It's been a big week for Yeung, who landed his 250th winner at Happy Valley on Wednesday to outride his two-pound local rider allowance.

Savvy Six's win in the Class Two Tsuen Fu Handicap (1,800m) was the icing on the cake and came at the perfect time for Yeung.

"It makes a good point to show people that after losing the two-pound claim I am still competitive. It's a meaningful win for me," he said.

Savvy Six surges to victory at Sha Tin on Saturday.

After settling midfield, Yeung decided to ride for luck at the turn and sneaked along the rail before easing around the leaders and taking control in the final 300m to defeat Tianchi Monster by half a length.

"He's always had the ability, he's just difficult," Yeung said. "Even today, I had Joao in front of me (on Star Performance) and there was a tiny gap and Joao was closing up.

"When I went for that gap, he wanted to do it and he was aggressive. He wanted to squeeze through that gap and go past Joao but as soon as he was leading and had nothing next to him, he started thinking and you could just feel him start looking around."

Beauty Generation wins the Celebration Cup earlier this month.

Beauty Generation is rightfully feted as one of the greatest horses to have ever graced Hong Kong, but it appears his achievements have slipped the minds of some.

British media outlet Thoroughbred Racing Commentary published a list of the 40 highest-earning gallopers of all time, but somehow John Moore's superstar missed out.

Mighty Australian mare Winx leads the way with about GBP14 million (HK$139 million), ahead of Arrogate and Thunder Snow, while Beauty Generation should have slotted in 14th with about GBP8.6 million, but was somehow left off the list.

They didn't forget Hong Kong's previous leading prize money earner though with Viva Pataca coming in 30th with just under GBP6 million pounds. (The exercise was done using the exchange rate at the time).

Speaking of Beauty Generation, one group who is well aware of his capabilities is the Longines World's Best Racehorse Rankings panel.

The seven-year-old is now ranked number four overall with a rating of 127, earning that mark for his dominant first-up win in the Group Three Celebration Cup on October 1. It equals his previous best, which came in last year's Group One Hong Kong Mile.

Beauty Generation is one point behind the three tied at the top - Enable, Crystal Ocean and last week's Prix de l'Arc de Triomphe winner Waldgeist.

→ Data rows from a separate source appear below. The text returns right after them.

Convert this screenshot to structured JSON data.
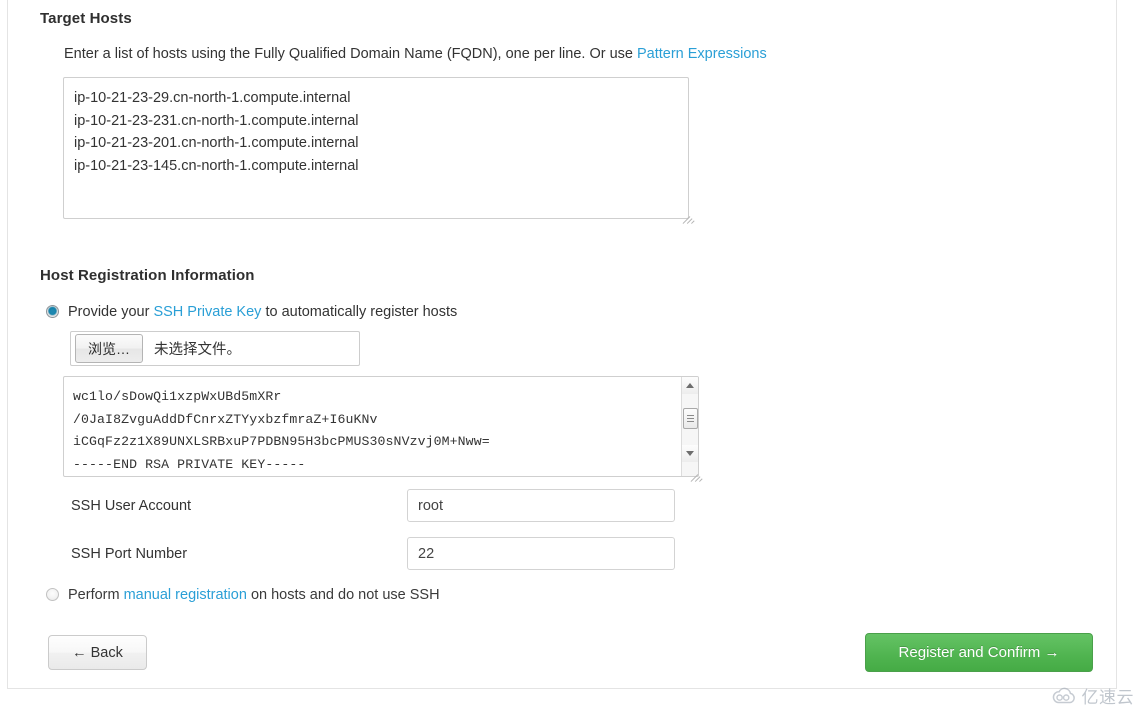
{
  "target_hosts": {
    "title": "Target Hosts",
    "helper_prefix": "Enter a list of hosts using the Fully Qualified Domain Name (FQDN), one per line. Or use ",
    "helper_link": "Pattern Expressions",
    "hosts_value": "ip-10-21-23-29.cn-north-1.compute.internal\nip-10-21-23-231.cn-north-1.compute.internal\nip-10-21-23-201.cn-north-1.compute.internal\nip-10-21-23-145.cn-north-1.compute.internal",
    "hosts_placeholder": ""
  },
  "host_registration": {
    "title": "Host Registration Information",
    "ssh_option": {
      "prefix": "Provide your ",
      "link": "SSH Private Key",
      "suffix": " to automatically register hosts",
      "selected": true
    },
    "file_input": {
      "browse_label": "浏览…",
      "file_name": "未选择文件。"
    },
    "private_key_value": "wc1lo/sDowQi1xzpWxUBd5mXRr\n/0JaI8ZvguAddDfCnrxZTYyxbzfmraZ+I6uKNv\niCGqFz2z1X89UNXLSRBxuP7PDBN95H3bcPMUS30sNVzvj0M+Nww=\n-----END RSA PRIVATE KEY-----",
    "ssh_user": {
      "label": "SSH User Account",
      "value": "root"
    },
    "ssh_port": {
      "label": "SSH Port Number",
      "value": "22"
    },
    "manual_option": {
      "prefix": "Perform ",
      "link": "manual registration",
      "suffix": " on hosts and do not use SSH",
      "selected": false
    }
  },
  "footer": {
    "back_label": "← Back",
    "register_label": "Register and Confirm →"
  },
  "watermark": {
    "text": "亿速云"
  },
  "colors": {
    "link": "#2a9fd6",
    "primary_button": "#51b551",
    "radio_selected": "#1d87b0"
  }
}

What the bell is going on?

At the start of every race in Hong Kong, a bell will ring after the gates crash back to signify the event is underway.

It's a unique tradition that immediately grabs the attention of anyone who might have drifted off into their own world to remind them to focus again.

But for some reason there have been issues at Sha Tin recently.

At a previous meeting the bell wouldn't ring at all during some races but it went to another level on Saturday as it malfunctioned.

It sounded as if the bell was having a fit and continued long after it usually does. It was very odd, but you would expect it to be fixed pretty quickly.